Special NLS Functions
The special NLS functions are present in certain Far Eastern (FE) keyboards, which generally function in conjunction with a special IME (Input Method Editor) application for the entry of complex ideographic characters. These functions are assigned to individual virtual key codes (VKs) in combination with a specific combination of the Shift, Ctrl and Alt modifier keys. Any such combination overrides the usual Unicode character-producing functions that may be otherwise defined for the same VK / modifier position.
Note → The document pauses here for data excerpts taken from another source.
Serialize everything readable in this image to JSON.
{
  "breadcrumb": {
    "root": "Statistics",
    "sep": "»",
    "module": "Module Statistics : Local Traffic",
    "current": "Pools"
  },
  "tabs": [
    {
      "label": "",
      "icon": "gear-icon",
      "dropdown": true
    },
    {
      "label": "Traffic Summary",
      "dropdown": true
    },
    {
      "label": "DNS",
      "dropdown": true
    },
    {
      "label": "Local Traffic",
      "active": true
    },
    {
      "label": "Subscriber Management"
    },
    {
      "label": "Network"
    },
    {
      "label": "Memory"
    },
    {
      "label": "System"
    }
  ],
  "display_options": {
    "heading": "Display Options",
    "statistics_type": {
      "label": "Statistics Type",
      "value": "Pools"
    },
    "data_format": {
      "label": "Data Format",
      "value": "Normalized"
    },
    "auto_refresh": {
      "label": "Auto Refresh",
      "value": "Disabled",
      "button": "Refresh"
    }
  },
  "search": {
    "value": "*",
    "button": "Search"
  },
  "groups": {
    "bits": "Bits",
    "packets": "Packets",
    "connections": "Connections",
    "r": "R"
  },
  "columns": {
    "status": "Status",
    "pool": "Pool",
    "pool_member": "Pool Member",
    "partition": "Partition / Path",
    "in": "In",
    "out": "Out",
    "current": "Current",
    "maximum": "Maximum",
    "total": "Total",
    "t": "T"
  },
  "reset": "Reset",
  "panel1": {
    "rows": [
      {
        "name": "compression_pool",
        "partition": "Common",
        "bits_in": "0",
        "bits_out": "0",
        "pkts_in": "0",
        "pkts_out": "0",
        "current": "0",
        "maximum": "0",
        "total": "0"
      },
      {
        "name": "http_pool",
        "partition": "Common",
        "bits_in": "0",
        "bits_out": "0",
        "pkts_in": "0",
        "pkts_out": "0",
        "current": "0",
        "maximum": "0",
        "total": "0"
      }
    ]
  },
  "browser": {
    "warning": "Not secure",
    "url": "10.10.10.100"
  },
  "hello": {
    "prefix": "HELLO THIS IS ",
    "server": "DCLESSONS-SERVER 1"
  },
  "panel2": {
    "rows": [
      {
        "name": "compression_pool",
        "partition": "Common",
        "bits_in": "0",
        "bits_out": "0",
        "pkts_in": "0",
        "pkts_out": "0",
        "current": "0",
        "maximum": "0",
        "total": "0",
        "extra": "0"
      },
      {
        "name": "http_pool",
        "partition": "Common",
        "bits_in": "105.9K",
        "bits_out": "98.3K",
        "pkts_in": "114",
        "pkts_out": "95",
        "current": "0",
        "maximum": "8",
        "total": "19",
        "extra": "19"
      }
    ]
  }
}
Since version 19.5.0, KbdEdit's Low-level editor fully supports editing of all available NLS functions. This, as will be shown shortly, can provide useful customisations even to non-FE layouts.
NLS functions in the UI
Keys with NLS functions are visually denoted by a small red mark in the upper right corner:
The "Special NLS functions" dropdown indicates the type of NLS function for the current key: None, Alternative VK code or Advanced.
The "Alternative VK code" function allows the key to produce a different VK code for the chosen combinations of the Shift, Ctrl and Alt modifier keys. Activating this function changes the UI to reveal additional two widgets:
A non-empty choice has to be made in both widgets for the "Alternative VK code" function to "stick". Leaving the dropdown empty and/or clearing all check-boxes has the same effect as reverting the Special NLS functions dropdown to None.
The alternative VK codes function is useful for laptops and other keyboards with a limited number of physical keys. It allows the missing keys to be simulated via an unused modifier combination of another key. This example shows how to simulate a missing VK_APPS (ie "context menu") key.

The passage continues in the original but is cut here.